Non sfugge al destino della mutabilità neppure il referendum sul taglio dei parlamentari, la grande mobilitazione che riporterà gli elettori italiani alle urne tra neppure un mese. Era nato per confermare una inarrestabile riforma parlamentare trasversale che realizzava i sogni dell'Italia anti casta: quello di schiodare per sempre i seggi di 230 deputati (da 630 a 400) e di 115 senatori (da 315 a 200). Nell'ottobre del 2019, neppure un anno fa, l'idea prevalente era quella di sfoltire un Parlamento elefantiaco con il retropensiero di assecondare le pulsioni anti casta di un elettorato sempre più distante dai suoi rappresentanti.

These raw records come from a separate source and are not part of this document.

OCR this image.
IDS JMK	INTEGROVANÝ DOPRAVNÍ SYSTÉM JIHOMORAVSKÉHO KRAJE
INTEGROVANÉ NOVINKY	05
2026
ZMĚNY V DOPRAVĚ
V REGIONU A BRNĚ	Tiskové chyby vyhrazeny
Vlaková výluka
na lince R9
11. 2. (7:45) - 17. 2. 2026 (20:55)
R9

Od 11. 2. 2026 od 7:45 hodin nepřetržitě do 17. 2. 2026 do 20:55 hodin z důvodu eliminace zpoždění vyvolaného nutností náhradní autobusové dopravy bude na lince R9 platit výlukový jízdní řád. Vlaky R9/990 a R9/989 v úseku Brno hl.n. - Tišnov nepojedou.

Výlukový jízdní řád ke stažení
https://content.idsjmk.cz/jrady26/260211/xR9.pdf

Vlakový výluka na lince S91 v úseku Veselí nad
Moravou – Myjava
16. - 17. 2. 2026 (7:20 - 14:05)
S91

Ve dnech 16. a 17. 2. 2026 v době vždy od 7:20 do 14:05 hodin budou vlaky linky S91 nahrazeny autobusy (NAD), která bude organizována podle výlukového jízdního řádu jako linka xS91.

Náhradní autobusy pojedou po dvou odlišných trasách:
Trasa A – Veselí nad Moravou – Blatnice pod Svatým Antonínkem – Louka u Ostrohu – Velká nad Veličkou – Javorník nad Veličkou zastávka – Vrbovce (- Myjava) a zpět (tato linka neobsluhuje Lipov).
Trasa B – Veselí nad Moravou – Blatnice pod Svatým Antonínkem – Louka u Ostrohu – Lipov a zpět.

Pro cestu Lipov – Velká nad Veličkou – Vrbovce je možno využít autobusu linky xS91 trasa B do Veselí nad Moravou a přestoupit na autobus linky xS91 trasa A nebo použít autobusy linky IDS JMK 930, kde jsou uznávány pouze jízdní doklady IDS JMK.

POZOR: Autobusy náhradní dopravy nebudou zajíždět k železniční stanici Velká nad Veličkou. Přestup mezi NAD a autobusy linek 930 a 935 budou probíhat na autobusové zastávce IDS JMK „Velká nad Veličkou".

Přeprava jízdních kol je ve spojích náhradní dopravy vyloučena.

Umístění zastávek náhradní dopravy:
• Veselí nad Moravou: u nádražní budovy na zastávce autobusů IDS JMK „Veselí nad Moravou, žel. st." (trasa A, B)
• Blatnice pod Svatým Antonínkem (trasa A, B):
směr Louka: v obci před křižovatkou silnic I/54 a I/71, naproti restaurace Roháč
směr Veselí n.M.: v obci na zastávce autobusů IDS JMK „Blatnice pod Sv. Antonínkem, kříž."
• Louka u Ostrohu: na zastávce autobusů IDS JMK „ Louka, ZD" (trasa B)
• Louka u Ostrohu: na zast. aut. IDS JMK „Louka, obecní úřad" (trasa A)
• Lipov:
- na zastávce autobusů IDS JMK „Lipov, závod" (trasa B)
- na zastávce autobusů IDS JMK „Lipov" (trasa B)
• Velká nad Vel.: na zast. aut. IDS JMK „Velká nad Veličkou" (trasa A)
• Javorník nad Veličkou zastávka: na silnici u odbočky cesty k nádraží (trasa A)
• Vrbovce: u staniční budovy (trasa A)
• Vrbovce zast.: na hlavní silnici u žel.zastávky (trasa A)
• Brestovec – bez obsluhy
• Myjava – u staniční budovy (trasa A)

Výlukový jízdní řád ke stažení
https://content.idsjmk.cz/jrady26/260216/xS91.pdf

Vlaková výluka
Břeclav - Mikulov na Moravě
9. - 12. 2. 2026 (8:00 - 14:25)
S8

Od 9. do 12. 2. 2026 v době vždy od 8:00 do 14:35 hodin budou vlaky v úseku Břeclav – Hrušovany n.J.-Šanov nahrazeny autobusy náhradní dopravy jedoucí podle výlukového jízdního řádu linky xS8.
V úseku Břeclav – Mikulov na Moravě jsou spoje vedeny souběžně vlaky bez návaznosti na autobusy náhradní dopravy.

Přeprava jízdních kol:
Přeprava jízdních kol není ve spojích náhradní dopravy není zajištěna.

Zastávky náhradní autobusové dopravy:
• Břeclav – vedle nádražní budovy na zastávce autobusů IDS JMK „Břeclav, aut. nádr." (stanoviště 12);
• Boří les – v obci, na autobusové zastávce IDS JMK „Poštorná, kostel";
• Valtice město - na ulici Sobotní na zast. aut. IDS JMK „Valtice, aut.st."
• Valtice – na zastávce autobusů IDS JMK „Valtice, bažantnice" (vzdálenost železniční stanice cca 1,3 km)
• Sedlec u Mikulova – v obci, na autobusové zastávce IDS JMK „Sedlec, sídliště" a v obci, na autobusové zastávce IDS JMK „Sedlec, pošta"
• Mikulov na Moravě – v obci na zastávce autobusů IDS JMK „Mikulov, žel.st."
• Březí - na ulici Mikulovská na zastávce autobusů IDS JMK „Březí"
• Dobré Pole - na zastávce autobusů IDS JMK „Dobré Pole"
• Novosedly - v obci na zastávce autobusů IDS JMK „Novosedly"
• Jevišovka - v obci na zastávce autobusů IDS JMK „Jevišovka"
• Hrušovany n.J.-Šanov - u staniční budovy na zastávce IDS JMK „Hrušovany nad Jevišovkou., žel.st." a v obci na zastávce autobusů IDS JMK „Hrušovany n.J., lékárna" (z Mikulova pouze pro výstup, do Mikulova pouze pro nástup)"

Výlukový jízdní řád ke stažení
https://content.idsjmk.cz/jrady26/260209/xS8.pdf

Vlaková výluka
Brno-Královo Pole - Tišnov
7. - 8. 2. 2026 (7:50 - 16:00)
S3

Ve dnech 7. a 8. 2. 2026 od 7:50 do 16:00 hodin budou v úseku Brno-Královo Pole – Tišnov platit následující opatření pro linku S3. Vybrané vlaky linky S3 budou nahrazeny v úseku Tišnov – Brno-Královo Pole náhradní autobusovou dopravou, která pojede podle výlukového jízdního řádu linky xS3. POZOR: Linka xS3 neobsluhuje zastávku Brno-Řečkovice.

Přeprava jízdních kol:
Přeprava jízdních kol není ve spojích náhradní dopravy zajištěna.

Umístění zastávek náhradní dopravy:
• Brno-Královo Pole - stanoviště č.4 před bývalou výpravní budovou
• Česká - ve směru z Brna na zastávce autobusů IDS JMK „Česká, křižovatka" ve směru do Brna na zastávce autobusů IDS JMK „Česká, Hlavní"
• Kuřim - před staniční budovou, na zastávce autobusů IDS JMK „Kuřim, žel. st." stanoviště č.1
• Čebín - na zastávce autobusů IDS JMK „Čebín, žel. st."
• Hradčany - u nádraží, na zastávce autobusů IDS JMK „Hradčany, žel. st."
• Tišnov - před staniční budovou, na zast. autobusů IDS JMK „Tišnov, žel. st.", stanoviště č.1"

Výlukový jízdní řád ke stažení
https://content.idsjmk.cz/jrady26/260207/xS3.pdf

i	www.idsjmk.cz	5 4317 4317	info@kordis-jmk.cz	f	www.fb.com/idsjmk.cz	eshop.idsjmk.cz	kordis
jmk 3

Così per confermare la riforma costituzionale è stato indetto il referendum meno incerto del mondo: basta la vittoria del Sì senza quorum o soglie. Un sogno per i veri promotori del quesito, i Cinque stelle. Proprio loro che in due anni si sono sbarazzati di sandali francescani e barbe da guerriglieri per collegarsi in tv in uffici presidenziali imbandierati o scorrazzare scortati su auto blu. Cosa c'è di più irresistibile di trasformare gli elettori nel plotone di esecuzione di onorevoli e senatori? Un quesito retorico non potrà mai essere sovvertito, come chiedere ai cittadini stremati da una guerra se vogliono burro o cannoni. E all'inizio la suggestione nel Palazzo è passata, se non per convinzione almeno per non farsi travolgere dall'opinione pubblica. La stessa, però, che deve trovare adeguata mediazione in Parlamento. Affidare al popolo drastiche scelte con un sì o un no non sarebbe alla fine un puro esercizio di democrazia ma una fuga dalle responsabilità della politica. A colpi di referendum milioni di italiani sarebbero pronti a votare per chiudere il Quirinale, smantellare la Banca d'Italia, espropriare i funzionari pubblici che guadagnano quattromila euro al mese. Quesiti di facile presa che spalancherebbero le porte dell'inferno.

Smaltita la sbornia iniziale anti Parlamento, anche il referendum ha cambiato i connotati iniziali. Il passo è stato breve: dopo il sì plebiscitario sono sorti i primi dubbi su una riforma violenta che elimina rappresentati del popolo come la decimazione punitiva dei battaglioni meno gloriosi della Prima guerra mondiale. Prima si fanno fuori gli eletti, poi si vedrà come sistemare la macchina legislativa. Già nel 2016 gli italiani, pur ebbri di rancore verso il potere, scelsero a sorpresa di salvare il Senato della Repubblica.

E quando cambia l'aria in questo Paese l'ondata diventa sempre inarrestabile.